Saturday, January 19, 2013

A Cat Picture


Lady Business Rant of the Day: Embellishments

OK, so I finally get the right bra (Bali #3474 in size none-of-your-business) and now I'd like to own a top or two that doesn't make me look like I'm either preggers or a trussed up Virginia ham. My typical clothing shopping method goes like this: scan the sale rack for a color that doesn't make me flinch, feel the sleeve to see if it resembles a natural fabric, then, if passing those two tests, I pull it out and look for cut/size/silhouette/design and Embellishments. How many times have I pulled out a beautiful all-cotton top only to find someone had stamped it with poofy paint butterflies or bedazzled the bejesus out of it.

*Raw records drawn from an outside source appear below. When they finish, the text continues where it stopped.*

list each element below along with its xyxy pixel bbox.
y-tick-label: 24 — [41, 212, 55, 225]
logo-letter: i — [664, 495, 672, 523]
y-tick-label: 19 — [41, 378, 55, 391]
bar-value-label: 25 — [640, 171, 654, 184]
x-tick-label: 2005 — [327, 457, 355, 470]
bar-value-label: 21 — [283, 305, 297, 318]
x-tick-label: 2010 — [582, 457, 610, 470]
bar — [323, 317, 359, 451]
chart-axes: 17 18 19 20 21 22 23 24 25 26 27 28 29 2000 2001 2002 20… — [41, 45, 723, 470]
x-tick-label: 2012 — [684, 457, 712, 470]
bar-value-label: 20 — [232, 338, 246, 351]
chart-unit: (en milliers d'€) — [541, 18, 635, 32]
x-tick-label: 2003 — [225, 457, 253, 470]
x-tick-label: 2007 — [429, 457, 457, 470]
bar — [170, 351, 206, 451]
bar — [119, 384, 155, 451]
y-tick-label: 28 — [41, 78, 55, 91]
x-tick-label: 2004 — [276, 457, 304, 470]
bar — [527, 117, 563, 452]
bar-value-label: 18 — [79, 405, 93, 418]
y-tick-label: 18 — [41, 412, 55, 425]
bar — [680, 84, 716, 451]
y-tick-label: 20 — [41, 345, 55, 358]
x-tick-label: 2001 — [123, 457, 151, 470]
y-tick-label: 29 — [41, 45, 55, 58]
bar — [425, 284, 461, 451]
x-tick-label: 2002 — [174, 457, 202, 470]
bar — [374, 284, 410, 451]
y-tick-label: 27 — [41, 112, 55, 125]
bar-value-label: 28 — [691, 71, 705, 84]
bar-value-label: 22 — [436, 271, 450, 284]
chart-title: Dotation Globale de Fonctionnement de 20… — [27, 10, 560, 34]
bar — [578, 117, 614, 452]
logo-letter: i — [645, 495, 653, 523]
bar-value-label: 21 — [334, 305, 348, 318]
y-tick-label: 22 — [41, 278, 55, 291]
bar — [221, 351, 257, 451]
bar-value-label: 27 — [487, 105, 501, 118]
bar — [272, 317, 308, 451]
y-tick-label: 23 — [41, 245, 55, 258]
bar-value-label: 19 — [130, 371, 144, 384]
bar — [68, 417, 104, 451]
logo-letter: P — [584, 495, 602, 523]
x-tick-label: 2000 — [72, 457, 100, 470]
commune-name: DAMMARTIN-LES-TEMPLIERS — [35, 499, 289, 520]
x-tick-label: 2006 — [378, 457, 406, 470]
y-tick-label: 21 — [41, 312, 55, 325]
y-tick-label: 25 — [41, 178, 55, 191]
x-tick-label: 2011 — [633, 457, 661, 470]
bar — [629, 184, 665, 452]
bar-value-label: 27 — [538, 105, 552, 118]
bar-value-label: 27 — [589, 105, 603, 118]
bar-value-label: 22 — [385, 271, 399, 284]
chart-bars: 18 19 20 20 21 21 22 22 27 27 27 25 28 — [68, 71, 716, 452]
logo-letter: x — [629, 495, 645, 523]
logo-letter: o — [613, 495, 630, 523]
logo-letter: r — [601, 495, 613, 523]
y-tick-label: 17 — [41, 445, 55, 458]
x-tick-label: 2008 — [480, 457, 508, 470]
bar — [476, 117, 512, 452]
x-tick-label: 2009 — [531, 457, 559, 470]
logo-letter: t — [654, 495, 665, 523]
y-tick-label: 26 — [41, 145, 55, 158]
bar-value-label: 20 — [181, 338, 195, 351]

When you shop online, you often have a filter available to narrow down the search. Typically it includes size, color, sleeve length, casual etc....

My ideal clothing search would eliminate:
  1. Animal prints
  2. Camouflage prints
  3. Slimy synthetics that feel like dead snakes 
  4. Unsettling color combinations. (I'm trying to be more open about my clothing color palette, but some stuff I've seen is downright disturbing. )
  5. Any ruffles between chin and hip (OK, make that: Any ruffles at all)
  6. Butterflies, hummingbirds, fairies, unicorns (I'm a grown woman, for cryin' out loud)
  7. Precious voile flowers
  8. Giant "gold" buttons
  9. Rhinestones, Sequins, Glitter, Fake Pearls
  10. Metallic and plastic thread (it itches)
  11. "Distressed" treatment to make new clothes look worn
  12. Intentional slashes (This REALLY creeps me out )
  13. Symbols from a culture not my own. Really, just stop with the Kokopelli, Kanji and Celtic crap. (Well, to be honest I can claim Scottish and Irish heritage, but that doesn't mean I want it emblazoned across my ample chest. That's a LOT of knotwork.)
  14. Any item that requires more than two steps to put on. If it requires instructions, I'm not going to wear it.
I'm not judging what other people wear, honest. I feel most comfortable dressing in what could be accurately described as "pajamas" and really don't have a panty-hosed leg to stand on when it comes to discussing fashion. Having said all that, I'm off to see what surprises the thrift store has for me today.

Saturday, January 12, 2013

How To Disable Java in Your Browser

All the current Java exploits come from Java (not Javascript) running in your browser. And while you can get all the way down to the root of the problem by uninstalling Java on the whole, you can also just lock it down in all your browsers, or just the browsers you actually use.

How To Disable Java in Your Browser

Friday, January 11, 2013

Lady Business Rant of the Day - Bra Shopping

I HATE shopping for bras because
1) Sizing is inconsistent from brand to brand
2) It doesn't really matter because no one carries my size
3) On the off chance the store has my size, it's invariably in the back of the bottom rack
4) so I end up rummaging around in a pile of underwear on my hands and knees
5) and if that wasn't humiliating enough
6) there is the whole issue of the unforgiving dressing room lighting.
7) Also they put too many bras on each rack, so every time I move I knock something down
7) and it was about 90˚ in the store so I was sweating and swearing and knocking crap over
8) right in the middle of the Oh-so-delicately named "Intimates" Department
9) so by the time the store announcer with the most remarkably nasal voice made her 6th announcement for sportswear I was
10) morphing into Psycho Shopper from Hell and reconsidering my commitment to non-violence.
11) I got some nice cookie sheets, though.


Thursday, January 3, 2013

10 TED Talks that involve unusual instruments


Oh, you had me at "Thunderwear"...

Music comes in all shapes and sizes, as these talks illustrate. From an electric drum suit called “thunderwear” to an ancient stringed wheel to an arresting rare organ, the instruments featured in these talks reshape our soundscape and offer inspiration in the cacophonous world around us.

TED Blog | 10 TED Talks that involve unusual instruments

Tuesday, January 1, 2013

Hoppin' John

Hoppin' John, cornbread and collards. Happy New Year!

My vegetarian Hoppin' John: Saute some onion & garlic in olive oil, add celery and bell peppers and then canned (rinsed and drained) or frozen black-eye peas. (I never have time for the dried ones.) Add vegetable broth up to the top of the peas and season with bay leaves, parsley and savory and salt and black pepper to taste. Simmer until it looks soft, but not mushy. Serve over rice (I used wild & brown rice) and serve topped with fresh tomato, scallions and hot peppers.

Just. Stop. Playing.

Some kitties do not appreciate English Concertina tunes.